The obvious assumption is that Apple will start putting the logo on products again. However, while the draw of nostalgia is obvious, the old logo doesn’t exactly fit the design and colors of many of the company’s current device lineup. We all know that Apple is super particular when it comes to design and how things look. In fact, the logo was changed from the rainbow to something simpler and cleaner for that very reason.
Considering the obvious tie to the past, I agree with Joe Rossingnal of MacRumors that the Mac is the most likely product to see a rainbow logo revival. He also mentions the potential of a special edition iPhone or iPad, which also makes a lot of sense. We know from years of (PRODUCT) RED tie-ins that Apple has no problem cranking out one-off devices in unique colors.
I also wouldn’t be surprised to see Apple use this logo on cases and Watch bands. This is a low risk way to allow fans of the old design to use it when they see fit, rather than buying a device with an attention-gabbing logo that is permanently attached.
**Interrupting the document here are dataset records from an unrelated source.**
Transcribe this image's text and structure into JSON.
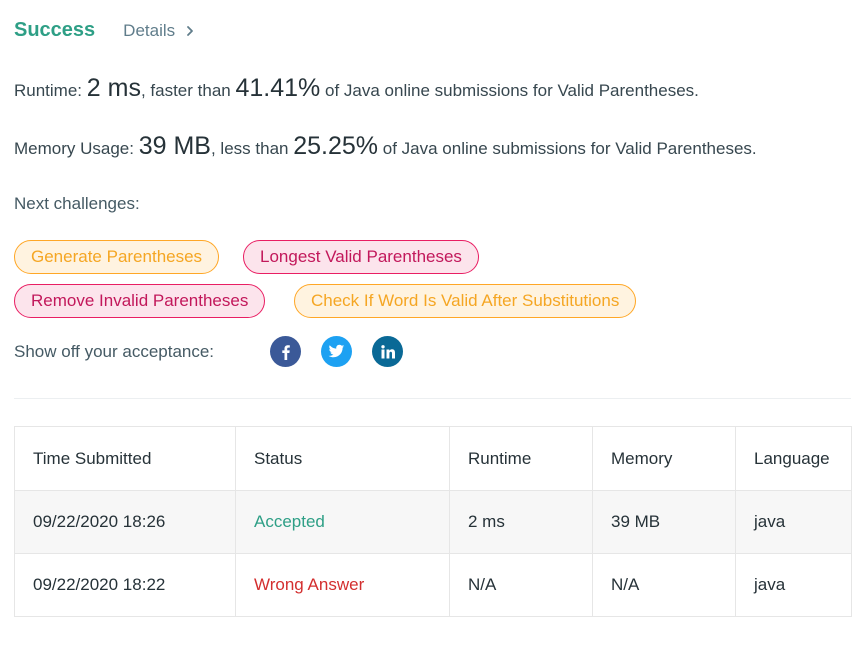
{
  "header": {
    "status": "Success",
    "details_label": "Details"
  },
  "runtime": {
    "label": "Runtime:",
    "value": "2 ms",
    "comp": ", faster than",
    "percent": "41.41%",
    "suffix": "of Java online submissions for Valid Parentheses."
  },
  "memory": {
    "label": "Memory Usage:",
    "value": "39 MB",
    "comp": ", less than",
    "percent": "25.25%",
    "suffix": "of Java online submissions for Valid Parentheses."
  },
  "next": {
    "label": "Next challenges:",
    "chips": [
      {
        "label": "Generate Parentheses",
        "style": "orange"
      },
      {
        "label": "Longest Valid Parentheses",
        "style": "pink"
      },
      {
        "label": "Remove Invalid Parentheses",
        "style": "pink"
      },
      {
        "label": "Check If Word Is Valid After Substitutions",
        "style": "orange"
      }
    ]
  },
  "share": {
    "label": "Show off your acceptance:",
    "icons": [
      "facebook-icon",
      "twitter-icon",
      "linkedin-icon"
    ]
  },
  "colors": {
    "success": "#2e9f86",
    "wrong": "#d32f2f",
    "facebook": "#3b5998",
    "twitter": "#1da1f2",
    "linkedin": "#0077b5"
  },
  "table": {
    "headers": [
      "Time Submitted",
      "Status",
      "Runtime",
      "Memory",
      "Language"
    ],
    "rows": [
      {
        "time": "09/22/2020 18:26",
        "status": "Accepted",
        "runtime": "2 ms",
        "memory": "39 MB",
        "language": "java"
      },
      {
        "time": "09/22/2020 18:22",
        "status": "Wrong Answer",
        "runtime": "N/A",
        "memory": "N/A",
        "language": "java"
      }
    ]
  }
}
This would also give Apple a way to design around the rainbow color scheme in a way that makes sense. Speaking for myself, I have absolutely no desire to buy a device with a rainbow logo, but I would definitely purchase a case or band with one to add a little variety.
While this rumor needs to be taken with a grain of salt, there is certainly enough smoke around to think there is some fire here. Apple did renew their trademark on the old logo earlier this year. They still sell shirts, hats and other mech with the old logo, as well. More recently, Jony Ive used the rainbow colors for a stage set up for a Lady Gaga concert at Apple Park to celebrate the official opening of the facility. Ive also used the colors in some areas of the building, such as some stairs and walkways. These recent uses of the old color scheme certainly shows that Apple has some interest in reviving this branding.
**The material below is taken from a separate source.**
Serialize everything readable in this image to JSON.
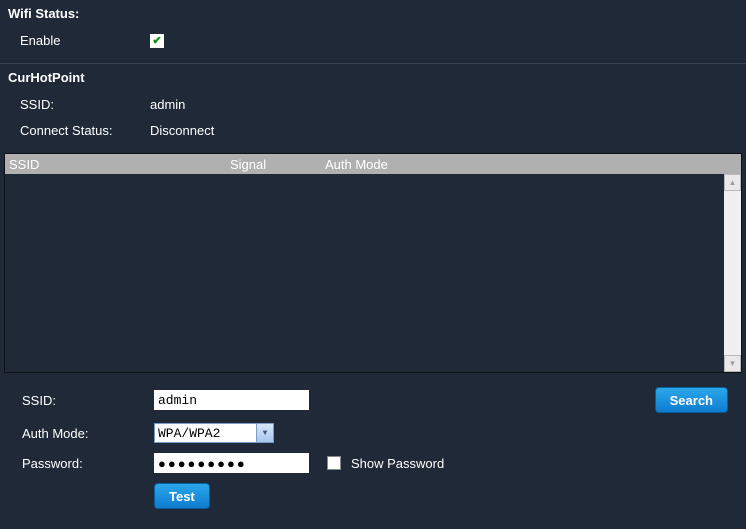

The real question is, does Apple have enough interest in a trip down memory lane to put this older logo on new hardware, or is this just a passing phase that comes and goes with the beginnings of Apple Park? Who knows? Then there is also the matter of only Ive’s departure to consider. While he may continue to be involved in the design of some Apple products going forward, he is no longer calling the shots. Will that make a difference?
We don’t have enough track record of the new regime operating on their own to know how they will approach things going forward. In fact, whether or not the old logo is used, and if so, where and how it is used, will be an interesting early litmus test of how they are going to mange things without him. While most of the existing product designs are probably locked in for a few years, this may be a fresh, new way for them to express their own style. While I don’t really care either way whether Apple uses their old logo on products going forward, I am looking forward to seeing how things unfold with it as a potential window into the future.